Assets in transition
by Alessandro Mallamaci and Armando Perna
The photographic project by Mallamaci and Perna explores the theme of assets confiscated from organised crime: illegally acquired properties permanently seized from individuals or mafia groups and transferred to the Italian State. The Rognoni–La Torre Law (1982) introduced the crime of mafia-type association and the first asset-based measures; today the Anti-Mafia Code coordinates the system of seizure, confiscation and social reuse. This final stage is the most delicate: properties are assigned to public bodies, associations or cooperatives to host collective activities, becoming places of renewal and symbols of power reclaimed from criminal organisations.
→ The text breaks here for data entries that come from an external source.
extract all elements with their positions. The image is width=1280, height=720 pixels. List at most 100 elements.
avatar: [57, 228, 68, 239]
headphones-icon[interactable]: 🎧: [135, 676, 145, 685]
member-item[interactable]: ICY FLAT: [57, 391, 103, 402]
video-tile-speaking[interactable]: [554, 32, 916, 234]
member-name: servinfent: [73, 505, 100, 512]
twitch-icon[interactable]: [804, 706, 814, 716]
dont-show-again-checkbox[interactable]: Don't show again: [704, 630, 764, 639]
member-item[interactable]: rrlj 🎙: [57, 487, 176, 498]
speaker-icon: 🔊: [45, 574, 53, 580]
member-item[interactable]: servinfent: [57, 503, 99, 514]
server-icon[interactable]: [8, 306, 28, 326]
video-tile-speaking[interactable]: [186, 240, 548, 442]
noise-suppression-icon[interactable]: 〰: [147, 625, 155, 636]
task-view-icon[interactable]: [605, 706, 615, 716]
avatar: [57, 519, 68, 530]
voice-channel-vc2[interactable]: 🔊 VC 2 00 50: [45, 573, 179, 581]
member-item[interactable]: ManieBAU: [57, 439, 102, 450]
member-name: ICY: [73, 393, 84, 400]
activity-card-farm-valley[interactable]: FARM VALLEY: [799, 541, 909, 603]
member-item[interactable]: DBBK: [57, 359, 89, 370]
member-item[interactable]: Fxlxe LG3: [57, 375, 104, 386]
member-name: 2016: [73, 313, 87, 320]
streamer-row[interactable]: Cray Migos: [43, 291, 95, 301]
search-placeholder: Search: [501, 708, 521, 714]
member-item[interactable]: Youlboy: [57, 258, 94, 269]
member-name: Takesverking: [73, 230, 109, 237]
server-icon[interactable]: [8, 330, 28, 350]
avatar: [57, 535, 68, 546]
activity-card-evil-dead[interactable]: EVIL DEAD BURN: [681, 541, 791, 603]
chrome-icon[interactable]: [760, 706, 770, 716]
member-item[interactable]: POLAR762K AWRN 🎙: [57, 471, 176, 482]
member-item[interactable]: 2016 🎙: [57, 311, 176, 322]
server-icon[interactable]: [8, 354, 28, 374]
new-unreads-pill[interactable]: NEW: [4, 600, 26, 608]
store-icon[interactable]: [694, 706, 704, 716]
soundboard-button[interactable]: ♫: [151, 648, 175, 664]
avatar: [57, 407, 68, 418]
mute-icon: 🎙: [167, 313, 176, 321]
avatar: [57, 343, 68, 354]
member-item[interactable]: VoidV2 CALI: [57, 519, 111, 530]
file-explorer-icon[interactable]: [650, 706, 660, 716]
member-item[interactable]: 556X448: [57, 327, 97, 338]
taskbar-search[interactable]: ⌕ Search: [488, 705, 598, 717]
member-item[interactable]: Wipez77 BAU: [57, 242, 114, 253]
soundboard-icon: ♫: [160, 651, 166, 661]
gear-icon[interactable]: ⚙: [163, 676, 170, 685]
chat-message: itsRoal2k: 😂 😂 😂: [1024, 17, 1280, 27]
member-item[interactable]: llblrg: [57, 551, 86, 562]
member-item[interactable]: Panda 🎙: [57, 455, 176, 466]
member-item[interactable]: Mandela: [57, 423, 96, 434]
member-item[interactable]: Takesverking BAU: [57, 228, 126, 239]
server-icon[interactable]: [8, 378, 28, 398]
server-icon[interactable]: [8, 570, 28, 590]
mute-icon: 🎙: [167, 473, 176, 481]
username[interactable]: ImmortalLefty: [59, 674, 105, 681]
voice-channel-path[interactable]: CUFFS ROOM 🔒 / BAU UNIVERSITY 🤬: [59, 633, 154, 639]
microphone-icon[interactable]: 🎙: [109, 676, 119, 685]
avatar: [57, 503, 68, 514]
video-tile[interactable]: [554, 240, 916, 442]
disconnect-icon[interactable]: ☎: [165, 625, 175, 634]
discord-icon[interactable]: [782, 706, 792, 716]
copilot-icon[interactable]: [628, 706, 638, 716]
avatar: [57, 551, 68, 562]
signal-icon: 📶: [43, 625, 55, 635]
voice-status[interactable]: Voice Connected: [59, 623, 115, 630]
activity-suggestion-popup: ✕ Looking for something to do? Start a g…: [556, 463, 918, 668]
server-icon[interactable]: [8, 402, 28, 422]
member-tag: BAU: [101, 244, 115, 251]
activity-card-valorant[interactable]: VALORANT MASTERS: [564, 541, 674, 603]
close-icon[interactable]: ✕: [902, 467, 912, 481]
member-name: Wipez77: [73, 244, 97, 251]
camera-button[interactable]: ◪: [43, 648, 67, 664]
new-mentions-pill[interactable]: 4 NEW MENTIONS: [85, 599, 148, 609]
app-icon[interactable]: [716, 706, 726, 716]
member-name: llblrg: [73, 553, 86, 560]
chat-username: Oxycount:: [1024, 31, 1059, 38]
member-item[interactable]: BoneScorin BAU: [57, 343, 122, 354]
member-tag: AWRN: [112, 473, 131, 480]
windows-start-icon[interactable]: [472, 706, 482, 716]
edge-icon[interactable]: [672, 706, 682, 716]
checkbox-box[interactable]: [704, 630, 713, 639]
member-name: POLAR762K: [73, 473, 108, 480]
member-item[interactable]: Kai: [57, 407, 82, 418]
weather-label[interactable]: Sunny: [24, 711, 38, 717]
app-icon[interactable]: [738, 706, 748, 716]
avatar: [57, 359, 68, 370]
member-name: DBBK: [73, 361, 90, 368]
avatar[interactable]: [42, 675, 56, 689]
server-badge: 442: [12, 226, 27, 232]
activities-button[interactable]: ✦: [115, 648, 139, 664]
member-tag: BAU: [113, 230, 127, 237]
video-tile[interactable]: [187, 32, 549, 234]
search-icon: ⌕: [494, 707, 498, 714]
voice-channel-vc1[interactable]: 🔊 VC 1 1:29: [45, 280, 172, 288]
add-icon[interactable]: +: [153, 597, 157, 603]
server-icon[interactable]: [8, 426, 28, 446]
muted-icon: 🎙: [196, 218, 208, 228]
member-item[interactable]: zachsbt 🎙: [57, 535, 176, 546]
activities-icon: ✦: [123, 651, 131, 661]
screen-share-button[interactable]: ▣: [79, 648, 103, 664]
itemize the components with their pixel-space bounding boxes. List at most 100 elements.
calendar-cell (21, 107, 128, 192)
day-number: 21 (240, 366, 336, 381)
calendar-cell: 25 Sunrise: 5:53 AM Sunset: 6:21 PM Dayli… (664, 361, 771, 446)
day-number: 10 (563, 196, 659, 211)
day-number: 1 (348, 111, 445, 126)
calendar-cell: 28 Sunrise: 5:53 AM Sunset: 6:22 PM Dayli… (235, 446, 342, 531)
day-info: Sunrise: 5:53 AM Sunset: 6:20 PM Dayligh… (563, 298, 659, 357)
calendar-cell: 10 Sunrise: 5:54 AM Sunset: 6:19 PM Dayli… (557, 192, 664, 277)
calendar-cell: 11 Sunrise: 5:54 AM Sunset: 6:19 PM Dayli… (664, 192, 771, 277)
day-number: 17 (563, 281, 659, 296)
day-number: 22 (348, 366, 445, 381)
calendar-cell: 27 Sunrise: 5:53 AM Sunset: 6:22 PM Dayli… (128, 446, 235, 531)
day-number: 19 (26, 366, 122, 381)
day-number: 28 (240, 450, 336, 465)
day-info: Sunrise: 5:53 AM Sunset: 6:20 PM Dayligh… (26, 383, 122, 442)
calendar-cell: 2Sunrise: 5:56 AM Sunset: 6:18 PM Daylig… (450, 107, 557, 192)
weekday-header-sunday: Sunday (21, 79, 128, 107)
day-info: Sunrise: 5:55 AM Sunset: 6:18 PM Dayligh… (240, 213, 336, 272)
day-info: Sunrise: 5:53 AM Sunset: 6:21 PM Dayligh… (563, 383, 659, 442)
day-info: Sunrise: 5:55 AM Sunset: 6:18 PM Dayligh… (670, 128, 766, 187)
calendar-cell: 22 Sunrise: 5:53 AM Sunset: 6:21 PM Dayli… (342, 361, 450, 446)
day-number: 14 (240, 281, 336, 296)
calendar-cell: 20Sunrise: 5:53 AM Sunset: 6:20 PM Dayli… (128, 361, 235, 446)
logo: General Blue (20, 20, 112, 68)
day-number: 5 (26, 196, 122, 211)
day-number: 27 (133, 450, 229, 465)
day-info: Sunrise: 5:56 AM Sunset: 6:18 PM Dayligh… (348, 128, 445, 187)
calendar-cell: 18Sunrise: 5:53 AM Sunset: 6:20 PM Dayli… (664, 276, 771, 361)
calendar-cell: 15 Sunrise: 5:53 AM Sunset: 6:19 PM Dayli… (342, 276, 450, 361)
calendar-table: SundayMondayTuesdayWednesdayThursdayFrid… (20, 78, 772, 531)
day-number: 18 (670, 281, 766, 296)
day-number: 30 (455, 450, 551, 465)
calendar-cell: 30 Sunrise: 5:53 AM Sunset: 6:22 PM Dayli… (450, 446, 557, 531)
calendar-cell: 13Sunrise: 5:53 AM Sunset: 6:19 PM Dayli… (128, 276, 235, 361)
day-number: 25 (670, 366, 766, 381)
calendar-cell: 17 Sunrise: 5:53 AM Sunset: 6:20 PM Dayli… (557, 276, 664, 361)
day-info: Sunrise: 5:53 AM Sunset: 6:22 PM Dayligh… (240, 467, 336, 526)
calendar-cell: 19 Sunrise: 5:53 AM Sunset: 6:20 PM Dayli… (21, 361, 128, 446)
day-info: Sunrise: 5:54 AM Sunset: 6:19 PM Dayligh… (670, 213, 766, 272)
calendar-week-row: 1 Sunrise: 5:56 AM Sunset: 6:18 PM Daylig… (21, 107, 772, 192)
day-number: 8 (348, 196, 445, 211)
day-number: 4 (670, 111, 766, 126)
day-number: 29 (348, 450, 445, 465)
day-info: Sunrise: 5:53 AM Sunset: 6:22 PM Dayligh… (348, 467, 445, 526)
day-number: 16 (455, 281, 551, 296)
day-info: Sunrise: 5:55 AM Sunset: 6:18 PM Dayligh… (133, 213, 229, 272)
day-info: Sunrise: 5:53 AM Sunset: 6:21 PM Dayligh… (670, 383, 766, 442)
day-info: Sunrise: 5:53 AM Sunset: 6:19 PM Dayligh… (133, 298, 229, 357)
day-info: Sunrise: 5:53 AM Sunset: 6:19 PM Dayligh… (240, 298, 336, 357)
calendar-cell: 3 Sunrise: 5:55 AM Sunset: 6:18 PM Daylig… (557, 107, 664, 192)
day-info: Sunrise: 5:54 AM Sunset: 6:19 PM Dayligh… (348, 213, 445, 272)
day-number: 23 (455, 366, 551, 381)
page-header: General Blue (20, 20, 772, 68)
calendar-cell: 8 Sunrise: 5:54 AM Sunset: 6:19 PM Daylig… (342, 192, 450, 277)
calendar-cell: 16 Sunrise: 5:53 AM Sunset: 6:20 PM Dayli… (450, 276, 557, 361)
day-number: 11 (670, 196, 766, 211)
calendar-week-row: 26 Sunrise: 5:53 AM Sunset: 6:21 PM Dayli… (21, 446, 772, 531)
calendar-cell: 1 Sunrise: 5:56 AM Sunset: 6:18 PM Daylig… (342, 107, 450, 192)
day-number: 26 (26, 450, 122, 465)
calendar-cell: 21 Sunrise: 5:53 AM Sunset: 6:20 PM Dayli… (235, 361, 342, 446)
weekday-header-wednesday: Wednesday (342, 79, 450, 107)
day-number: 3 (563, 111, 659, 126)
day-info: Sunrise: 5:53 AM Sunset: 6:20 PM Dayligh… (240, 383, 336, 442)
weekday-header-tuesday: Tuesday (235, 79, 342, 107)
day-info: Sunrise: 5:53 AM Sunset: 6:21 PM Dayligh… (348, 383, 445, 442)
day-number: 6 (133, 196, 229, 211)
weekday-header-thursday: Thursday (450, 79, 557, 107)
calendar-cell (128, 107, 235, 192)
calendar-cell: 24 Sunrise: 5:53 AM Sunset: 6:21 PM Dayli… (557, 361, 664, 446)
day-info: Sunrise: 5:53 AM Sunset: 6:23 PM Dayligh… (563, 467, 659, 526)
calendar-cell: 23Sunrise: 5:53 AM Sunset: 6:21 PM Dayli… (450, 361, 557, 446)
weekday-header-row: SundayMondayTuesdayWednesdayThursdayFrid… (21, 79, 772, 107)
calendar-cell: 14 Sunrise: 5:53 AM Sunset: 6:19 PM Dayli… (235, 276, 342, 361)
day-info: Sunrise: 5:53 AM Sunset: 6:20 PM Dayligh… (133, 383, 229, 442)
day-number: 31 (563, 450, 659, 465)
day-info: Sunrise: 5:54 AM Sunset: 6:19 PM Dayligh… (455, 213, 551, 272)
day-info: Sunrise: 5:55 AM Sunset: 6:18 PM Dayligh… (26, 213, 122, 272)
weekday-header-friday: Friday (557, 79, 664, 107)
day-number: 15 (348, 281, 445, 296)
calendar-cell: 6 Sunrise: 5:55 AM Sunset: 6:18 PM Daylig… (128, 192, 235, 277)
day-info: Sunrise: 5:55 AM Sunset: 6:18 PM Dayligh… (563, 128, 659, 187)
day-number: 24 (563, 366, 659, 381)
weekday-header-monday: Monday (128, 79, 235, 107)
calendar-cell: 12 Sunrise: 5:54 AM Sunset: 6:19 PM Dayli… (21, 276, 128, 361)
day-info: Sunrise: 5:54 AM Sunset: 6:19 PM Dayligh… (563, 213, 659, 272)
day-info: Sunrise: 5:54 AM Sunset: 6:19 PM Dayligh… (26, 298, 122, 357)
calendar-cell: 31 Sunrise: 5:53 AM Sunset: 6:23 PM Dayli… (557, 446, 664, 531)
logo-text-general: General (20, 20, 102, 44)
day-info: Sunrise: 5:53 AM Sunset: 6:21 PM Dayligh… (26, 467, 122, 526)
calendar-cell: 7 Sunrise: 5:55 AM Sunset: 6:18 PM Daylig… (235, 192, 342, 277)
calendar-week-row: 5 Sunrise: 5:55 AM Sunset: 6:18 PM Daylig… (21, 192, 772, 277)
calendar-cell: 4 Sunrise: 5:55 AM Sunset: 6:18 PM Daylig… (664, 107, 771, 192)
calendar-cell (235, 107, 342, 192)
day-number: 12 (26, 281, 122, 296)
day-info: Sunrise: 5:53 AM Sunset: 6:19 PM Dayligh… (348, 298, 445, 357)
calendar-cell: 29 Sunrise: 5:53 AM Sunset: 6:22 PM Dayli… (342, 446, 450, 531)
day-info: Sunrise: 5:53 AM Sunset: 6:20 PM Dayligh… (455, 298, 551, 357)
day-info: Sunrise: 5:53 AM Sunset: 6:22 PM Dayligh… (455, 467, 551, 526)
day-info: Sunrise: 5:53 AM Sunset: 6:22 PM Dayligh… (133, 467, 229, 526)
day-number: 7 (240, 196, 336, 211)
The work originates within a research project promoted by the dAeD Department of the Mediterranean University of Reggio Calabria, which launched an international open call for architects on the theme of reuse. The authors selected several buildings along the SS106 motorway, documenting them with rigour through frontal, lateral, internal and aerial views organised in a grid. Often unfinished or abandoned, these structures emerge as “works in transition”: suspended between a criminal past and the possibility of rebirth.
Calabria, Sicily and Campania are among the Italian regions with the highest number of confiscated assets, reflecting the historical presence of mafia organisations. Yet many properties lack a definitive assignment: spaces that could become civic resources remain unused, revealing the complexity of turning confiscation into true social regeneration.